Rabia Chaudry is best known as an advocate, attorney, and author, especially known for her work on the Adnan Syed case—which she brought to the attention of podcast host Sarah Koenig and thus spawned the ever-popular Serial podcast (season one focuses on Adnan’s story).

But Fatty Fatty Boom Boom is about none of that. It is a memoir of food, fat, and family, and is told in Rabia’s sometimes funny, oftentimes heart wrenching voice as she recounts her life and her complicated relationship with food. 

Rabia’s story takes us to the streets of Lahore, Pakistan, to the beginning of her parents’ marriage, to her birth, and toddlerhood when she was given frozen sticks of butter to help her aching gums during teething. We then continue on to her journey to America where her family discovered the plethora of fast food and the ease with which they could access it. 

She tells us about growing up as one of the only South Asian girls in her entire school in the ‘80s and ‘90s as her family traveled across various states for her father’s job, and the feeling of never fitting in. When we reach Rabia’s teen years, there’s a sweet story about her first time making bread, as her mother removed all the pots and pans from her never-used oven so Rabia can bake a loaf of bread. 

Happy or sad times, Rabia tells us how she has always found comfort in food. But she continues to battle with her weight through her teens and early adult years, all through her sister’s first job at McDonalds, living alone on campus for college, and her early years of marriage, and then divorce. She tells us her struggles with her weight, both before and after her pregnancies, by that constant nagging she received from well-meaning friends and family about her weight gain or subsequent weight loss. Food is also what brings her and her husband together now, as she tells us how neither of them go to bed without a steaming cup of chai and a few biscuits. 
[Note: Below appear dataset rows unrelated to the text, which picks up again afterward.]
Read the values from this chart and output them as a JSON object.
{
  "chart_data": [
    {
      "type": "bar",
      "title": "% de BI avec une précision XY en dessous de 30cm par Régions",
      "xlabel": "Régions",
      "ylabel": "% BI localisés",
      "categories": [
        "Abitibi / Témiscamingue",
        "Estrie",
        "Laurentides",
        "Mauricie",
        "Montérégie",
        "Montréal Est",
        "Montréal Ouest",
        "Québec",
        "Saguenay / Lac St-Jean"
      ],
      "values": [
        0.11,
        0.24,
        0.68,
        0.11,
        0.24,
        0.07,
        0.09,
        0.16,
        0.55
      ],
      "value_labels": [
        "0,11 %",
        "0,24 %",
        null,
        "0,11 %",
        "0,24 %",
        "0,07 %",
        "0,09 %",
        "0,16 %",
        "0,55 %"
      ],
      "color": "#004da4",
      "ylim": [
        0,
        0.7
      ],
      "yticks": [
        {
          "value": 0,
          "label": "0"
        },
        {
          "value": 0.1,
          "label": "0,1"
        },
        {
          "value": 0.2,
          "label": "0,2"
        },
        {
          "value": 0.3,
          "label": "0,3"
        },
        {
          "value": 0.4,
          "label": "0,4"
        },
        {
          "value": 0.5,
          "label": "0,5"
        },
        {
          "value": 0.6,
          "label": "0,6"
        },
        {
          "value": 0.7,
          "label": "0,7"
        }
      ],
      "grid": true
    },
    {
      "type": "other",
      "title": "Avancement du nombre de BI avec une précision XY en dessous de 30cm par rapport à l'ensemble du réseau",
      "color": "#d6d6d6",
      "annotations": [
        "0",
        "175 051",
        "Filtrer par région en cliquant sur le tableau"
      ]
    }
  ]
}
Rabia is candid about her struggles, and the procedures she undergoes to achieve some semblance of luck. Her book will strike a chord with anyone who has struggled with weight loss or even loving their body. It’s not a totally body positive book—Rabia definitely does love her body by the end of her tale, but as she tells us, it’s an ongoing process and there is really no end to it. It is a personal tale of one woman’s life and how she comes to terms with her goals and dreams. 

Additionally, as culture plays a huge part in food and how food is enjoyed and perceived, this book is a tasting menu of Pakistani culture. Rabia’s family is a big part of her journey, and it is clear how much they love and support her, despite the constant fear for her health and her weight.  
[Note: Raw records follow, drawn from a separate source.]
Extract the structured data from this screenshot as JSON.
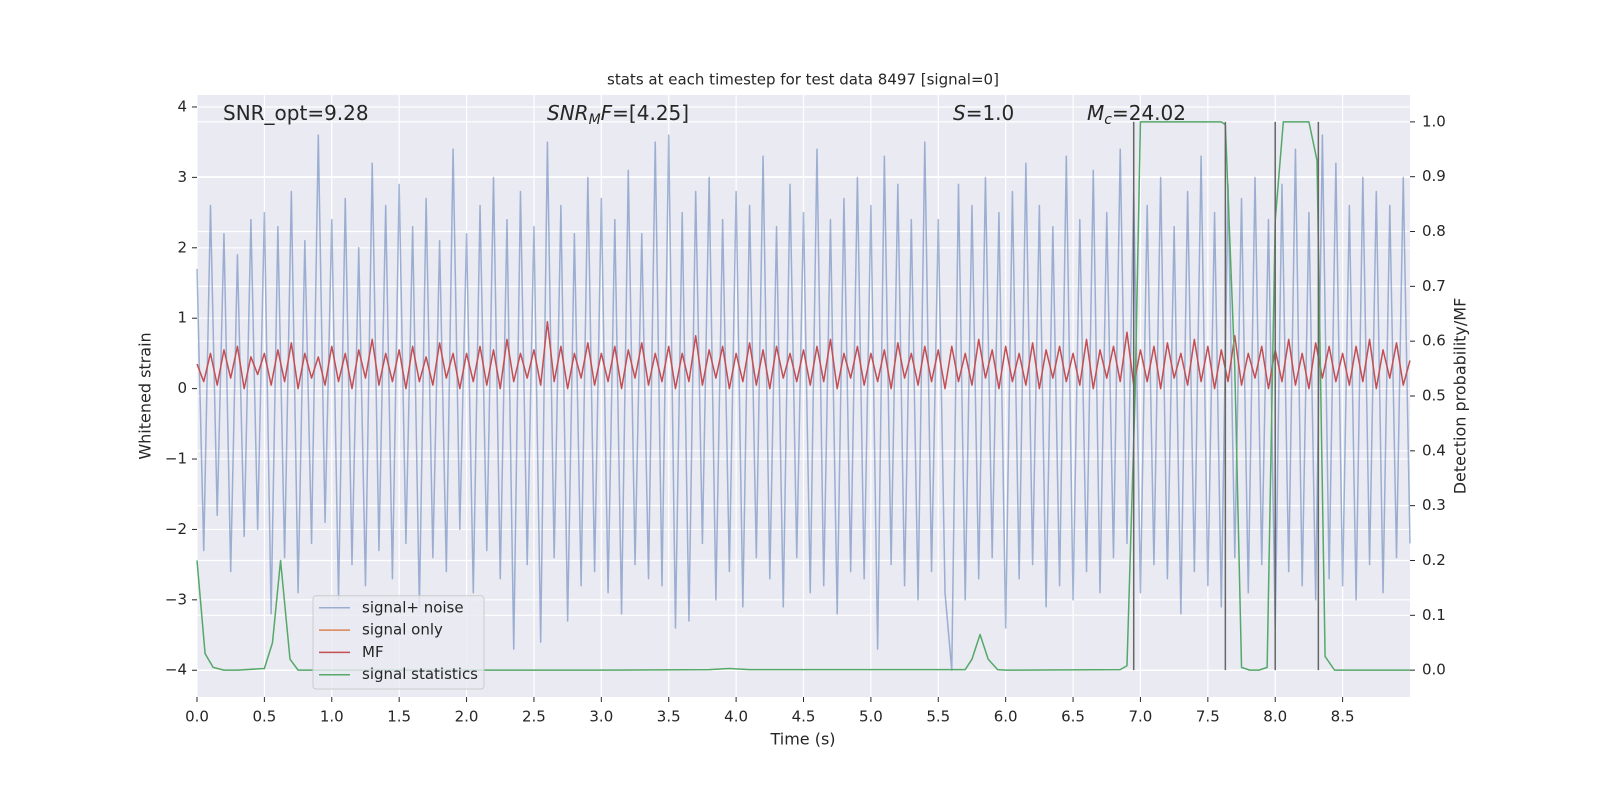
{
  "chart_data": {
    "type": "line",
    "title": "stats at each timestep for test data 8497 [signal=0]",
    "xlabel": "Time (s)",
    "ylabel": "Whitened strain",
    "y2label": "Detection probability/MF",
    "xlim": [
      0,
      9.0
    ],
    "ylim": [
      -4.38,
      4.17
    ],
    "y2lim": [
      -0.049,
      1.049
    ],
    "xticks": [
      {
        "value": 0,
        "label": "0.0"
      },
      0.5,
      {
        "value": 1,
        "label": "1.0"
      },
      1.5,
      {
        "value": 2,
        "label": "2.0"
      },
      2.5,
      {
        "value": 3,
        "label": "3.0"
      },
      3.5,
      {
        "value": 4,
        "label": "4.0"
      },
      4.5,
      {
        "value": 5,
        "label": "5.0"
      },
      5.5,
      {
        "value": 6,
        "label": "6.0"
      },
      6.5,
      {
        "value": 7,
        "label": "7.0"
      },
      7.5,
      {
        "value": 8,
        "label": "8.0"
      },
      8.5
    ],
    "yticks": [
      {
        "value": -4,
        "label": "−4"
      },
      {
        "value": -3,
        "label": "−3"
      },
      {
        "value": -2,
        "label": "−2"
      },
      {
        "value": -1,
        "label": "−1"
      },
      0,
      1,
      2,
      3,
      4
    ],
    "y2ticks": [
      {
        "value": 0,
        "label": "0.0"
      },
      0.1,
      0.2,
      0.3,
      0.4,
      0.5,
      0.6,
      0.7,
      0.8,
      0.9,
      {
        "value": 1,
        "label": "1.0"
      }
    ],
    "grid": true,
    "legend": "lower left",
    "annotations": [
      [
        {
          "text": "SNR_opt=9.28"
        }
      ],
      [
        {
          "text": "SNR",
          "style": "italic"
        },
        {
          "text": "M",
          "style": "sub"
        },
        {
          "text": "F",
          "style": "italic"
        },
        {
          "text": "=[4.25]"
        }
      ],
      [
        {
          "text": "S",
          "style": "italic"
        },
        {
          "text": "=1.0"
        }
      ],
      [
        {
          "text": "M",
          "style": "italic"
        },
        {
          "text": "c",
          "style": "sub"
        },
        {
          "text": "=24.02"
        }
      ]
    ],
    "vlines": {
      "color": "#666666",
      "axis": "y2",
      "x": [
        6.95,
        7.63,
        8.0,
        8.32
      ],
      "ymin": 0,
      "ymax": 1
    },
    "series": [
      {
        "name": "signal+ noise",
        "color": "#4c72b0",
        "alpha": 0.5,
        "x": [
          0,
          0.05,
          0.1,
          0.15,
          0.2,
          0.25,
          0.3,
          0.35,
          0.4,
          0.45,
          0.5,
          0.55,
          0.6,
          0.65,
          0.7,
          0.75,
          0.8,
          0.85,
          0.9,
          0.95,
          1,
          1.05,
          1.1,
          1.15,
          1.2,
          1.25,
          1.3,
          1.35,
          1.4,
          1.45,
          1.5,
          1.55,
          1.6,
          1.65,
          1.7,
          1.75,
          1.8,
          1.85,
          1.9,
          1.95,
          2,
          2.05,
          2.1,
          2.15,
          2.2,
          2.25,
          2.3,
          2.35,
          2.4,
          2.45,
          2.5,
          2.55,
          2.6,
          2.65,
          2.7,
          2.75,
          2.8,
          2.85,
          2.9,
          2.95,
          3,
          3.05,
          3.1,
          3.15,
          3.2,
          3.25,
          3.3,
          3.35,
          3.4,
          3.45,
          3.5,
          3.55,
          3.6,
          3.65,
          3.7,
          3.75,
          3.8,
          3.85,
          3.9,
          3.95,
          4,
          4.05,
          4.1,
          4.15,
          4.2,
          4.25,
          4.3,
          4.35,
          4.4,
          4.45,
          4.5,
          4.55,
          4.6,
          4.65,
          4.7,
          4.75,
          4.8,
          4.85,
          4.9,
          4.95,
          5,
          5.05,
          5.1,
          5.15,
          5.2,
          5.25,
          5.3,
          5.35,
          5.4,
          5.45,
          5.5,
          5.55,
          5.6,
          5.65,
          5.7,
          5.75,
          5.8,
          5.85,
          5.9,
          5.95,
          6,
          6.05,
          6.1,
          6.15,
          6.2,
          6.25,
          6.3,
          6.35,
          6.4,
          6.45,
          6.5,
          6.55,
          6.6,
          6.65,
          6.7,
          6.75,
          6.8,
          6.85,
          6.9,
          6.95,
          7,
          7.05,
          7.1,
          7.15,
          7.2,
          7.25,
          7.3,
          7.35,
          7.4,
          7.45,
          7.5,
          7.55,
          7.6,
          7.65,
          7.7,
          7.75,
          7.8,
          7.85,
          7.9,
          7.95,
          8,
          8.05,
          8.1,
          8.15,
          8.2,
          8.25,
          8.3,
          8.35,
          8.4,
          8.45,
          8.5,
          8.55,
          8.6,
          8.65,
          8.7,
          8.75,
          8.8,
          8.85,
          8.9,
          8.95,
          9
        ],
        "values": [
          1.7,
          -2.3,
          2.6,
          -1.8,
          2.2,
          -2.6,
          1.9,
          -2.1,
          2.4,
          -2.0,
          2.5,
          -3.2,
          2.3,
          -2.4,
          2.8,
          -2.9,
          2.1,
          -2.2,
          3.6,
          -1.9,
          2.4,
          -3.0,
          2.7,
          -2.5,
          2.0,
          -2.8,
          3.2,
          -2.3,
          2.6,
          -2.7,
          2.9,
          -2.2,
          2.3,
          -3.1,
          2.7,
          -2.4,
          2.1,
          -2.6,
          3.4,
          -2.0,
          2.2,
          -2.9,
          2.6,
          -2.3,
          3.0,
          -2.7,
          2.4,
          -3.7,
          2.8,
          -2.5,
          2.3,
          -3.6,
          3.5,
          -2.4,
          2.6,
          -3.3,
          2.2,
          -2.8,
          3.0,
          -2.6,
          2.7,
          -2.9,
          2.4,
          -3.2,
          3.1,
          -2.5,
          2.2,
          -2.7,
          3.5,
          -2.8,
          3.6,
          -3.4,
          2.5,
          -3.3,
          2.8,
          -2.2,
          3.0,
          -3.0,
          2.4,
          -2.6,
          2.8,
          -3.1,
          2.6,
          -2.4,
          3.3,
          -2.7,
          2.3,
          -3.1,
          2.9,
          -2.4,
          2.5,
          -2.9,
          3.4,
          -2.8,
          2.4,
          -3.2,
          2.7,
          -2.6,
          3.0,
          -2.7,
          2.6,
          -3.7,
          3.3,
          -2.5,
          2.9,
          -2.8,
          2.4,
          -3.0,
          3.5,
          -2.6,
          2.4,
          -2.9,
          -4.0,
          2.9,
          -3.0,
          2.6,
          -2.7,
          3.0,
          -2.4,
          2.5,
          -3.4,
          2.8,
          -2.7,
          3.2,
          -2.5,
          2.6,
          -3.1,
          2.3,
          -2.8,
          3.3,
          -3.0,
          2.4,
          -2.6,
          3.1,
          -2.9,
          2.5,
          -2.4,
          3.4,
          -2.2,
          2.8,
          -2.9,
          2.6,
          -2.5,
          3.0,
          -2.7,
          2.3,
          -3.2,
          2.8,
          -2.6,
          3.3,
          -2.8,
          2.5,
          -3.1,
          2.9,
          -2.4,
          2.7,
          -2.9,
          3.0,
          -2.5,
          2.4,
          -3.4,
          2.9,
          -2.6,
          3.4,
          -2.8,
          2.5,
          -3.0,
          3.6,
          -2.7,
          3.2,
          -2.8,
          2.6,
          -3.0,
          3.0,
          -2.5,
          2.8,
          -2.9,
          2.6,
          -2.4,
          3.0,
          -2.2
        ]
      },
      {
        "name": "signal only",
        "color": "#dd8452",
        "x": [],
        "values": []
      },
      {
        "name": "MF",
        "color": "#c44e52",
        "x": [
          0,
          0.05,
          0.1,
          0.15,
          0.2,
          0.25,
          0.3,
          0.35,
          0.4,
          0.45,
          0.5,
          0.55,
          0.6,
          0.65,
          0.7,
          0.75,
          0.8,
          0.85,
          0.9,
          0.95,
          1,
          1.05,
          1.1,
          1.15,
          1.2,
          1.25,
          1.3,
          1.35,
          1.4,
          1.45,
          1.5,
          1.55,
          1.6,
          1.65,
          1.7,
          1.75,
          1.8,
          1.85,
          1.9,
          1.95,
          2,
          2.05,
          2.1,
          2.15,
          2.2,
          2.25,
          2.3,
          2.35,
          2.4,
          2.45,
          2.5,
          2.55,
          2.6,
          2.65,
          2.7,
          2.75,
          2.8,
          2.85,
          2.9,
          2.95,
          3,
          3.05,
          3.1,
          3.15,
          3.2,
          3.25,
          3.3,
          3.35,
          3.4,
          3.45,
          3.5,
          3.55,
          3.6,
          3.65,
          3.7,
          3.75,
          3.8,
          3.85,
          3.9,
          3.95,
          4,
          4.05,
          4.1,
          4.15,
          4.2,
          4.25,
          4.3,
          4.35,
          4.4,
          4.45,
          4.5,
          4.55,
          4.6,
          4.65,
          4.7,
          4.75,
          4.8,
          4.85,
          4.9,
          4.95,
          5,
          5.05,
          5.1,
          5.15,
          5.2,
          5.25,
          5.3,
          5.35,
          5.4,
          5.45,
          5.5,
          5.55,
          5.6,
          5.65,
          5.7,
          5.75,
          5.8,
          5.85,
          5.9,
          5.95,
          6,
          6.05,
          6.1,
          6.15,
          6.2,
          6.25,
          6.3,
          6.35,
          6.4,
          6.45,
          6.5,
          6.55,
          6.6,
          6.65,
          6.7,
          6.75,
          6.8,
          6.85,
          6.9,
          6.95,
          7,
          7.05,
          7.1,
          7.15,
          7.2,
          7.25,
          7.3,
          7.35,
          7.4,
          7.45,
          7.5,
          7.55,
          7.6,
          7.65,
          7.7,
          7.75,
          7.8,
          7.85,
          7.9,
          7.95,
          8,
          8.05,
          8.1,
          8.15,
          8.2,
          8.25,
          8.3,
          8.35,
          8.4,
          8.45,
          8.5,
          8.55,
          8.6,
          8.65,
          8.7,
          8.75,
          8.8,
          8.85,
          8.9,
          8.95,
          9
        ],
        "values": [
          0.35,
          0.1,
          0.5,
          0.05,
          0.55,
          0.15,
          0.6,
          0.0,
          0.45,
          0.2,
          0.5,
          0.05,
          0.55,
          0.1,
          0.65,
          0.0,
          0.5,
          0.15,
          0.45,
          0.05,
          0.6,
          0.1,
          0.5,
          0.0,
          0.55,
          0.15,
          0.7,
          0.05,
          0.5,
          0.1,
          0.55,
          0.0,
          0.6,
          0.1,
          0.45,
          0.05,
          0.65,
          0.15,
          0.5,
          0.0,
          0.5,
          0.1,
          0.6,
          0.05,
          0.55,
          0.0,
          0.7,
          0.1,
          0.5,
          0.15,
          0.55,
          0.05,
          0.95,
          0.1,
          0.6,
          0.0,
          0.5,
          0.15,
          0.65,
          0.05,
          0.5,
          0.1,
          0.6,
          0.0,
          0.55,
          0.15,
          0.65,
          0.05,
          0.5,
          0.1,
          0.6,
          0.0,
          0.5,
          0.1,
          0.75,
          0.05,
          0.55,
          0.15,
          0.6,
          0.0,
          0.5,
          0.1,
          0.65,
          0.05,
          0.55,
          0.0,
          0.6,
          0.15,
          0.5,
          0.1,
          0.55,
          0.05,
          0.6,
          0.1,
          0.7,
          0.0,
          0.5,
          0.15,
          0.6,
          0.05,
          0.5,
          0.1,
          0.55,
          0.0,
          0.65,
          0.15,
          0.5,
          0.05,
          0.6,
          0.1,
          0.55,
          0.0,
          0.6,
          0.1,
          0.5,
          0.05,
          0.7,
          0.15,
          0.55,
          0.0,
          0.6,
          0.1,
          0.5,
          0.05,
          0.65,
          0.0,
          0.55,
          0.15,
          0.6,
          0.1,
          0.5,
          0.05,
          0.7,
          0.0,
          0.55,
          0.15,
          0.6,
          0.1,
          0.8,
          0.05,
          0.55,
          0.1,
          0.6,
          0.0,
          0.65,
          0.15,
          0.5,
          0.05,
          0.7,
          0.1,
          0.6,
          0.0,
          0.55,
          0.1,
          0.75,
          0.05,
          0.5,
          0.15,
          0.6,
          0.0,
          0.55,
          0.1,
          0.7,
          0.05,
          0.5,
          0.0,
          0.65,
          0.15,
          0.6,
          0.1,
          0.5,
          0.05,
          0.6,
          0.1,
          0.7,
          0.0,
          0.55,
          0.15,
          0.65,
          0.05,
          0.4
        ]
      },
      {
        "name": "signal statistics",
        "color": "#55a868",
        "axis": "y2",
        "x": [
          0,
          0.06,
          0.12,
          0.2,
          0.3,
          0.5,
          0.56,
          0.62,
          0.69,
          0.75,
          0.9,
          2,
          3,
          3.8,
          3.95,
          4.1,
          5,
          5.5,
          5.7,
          5.75,
          5.81,
          5.87,
          5.94,
          6,
          6.85,
          6.9,
          6.96,
          7.0,
          7.3,
          7.6,
          7.63,
          7.7,
          7.75,
          7.81,
          7.88,
          7.94,
          8.0,
          8.06,
          8.25,
          8.31,
          8.37,
          8.44,
          9.0
        ],
        "values": [
          0.2,
          0.03,
          0.005,
          0,
          0,
          0.003,
          0.05,
          0.2,
          0.02,
          0,
          0,
          0,
          0,
          0.001,
          0.003,
          0.001,
          0.001,
          0.001,
          0.001,
          0.02,
          0.065,
          0.02,
          0.001,
          0,
          0.001,
          0.008,
          0.5,
          1.0,
          1.0,
          1.0,
          0.995,
          0.55,
          0.005,
          0,
          0,
          0.005,
          0.82,
          1.0,
          1.0,
          0.93,
          0.025,
          0,
          0
        ]
      }
    ]
  }
}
Each chapter starts off with a food-related idiom in Urdu, with the English translation written beside it. Food is a huge part of Pakistani culture, and it is also at the center of Rabia’s story. The book is filled with mouth-watering descriptions of all the different Pakistani foods that she grew up with. She wants to let the reader know that Pakistani food, while similar to its Indian cousin, isn’t quite the same or as well-known. She also includes an addendum at the end with some of her favourite recipes, but is quick to point out that there are multiple different ways to make these dishes, based on regional differences.  

Fatty Fatty Boom Boom will make you laugh and it might also just make you cry. But it will also make you hungry.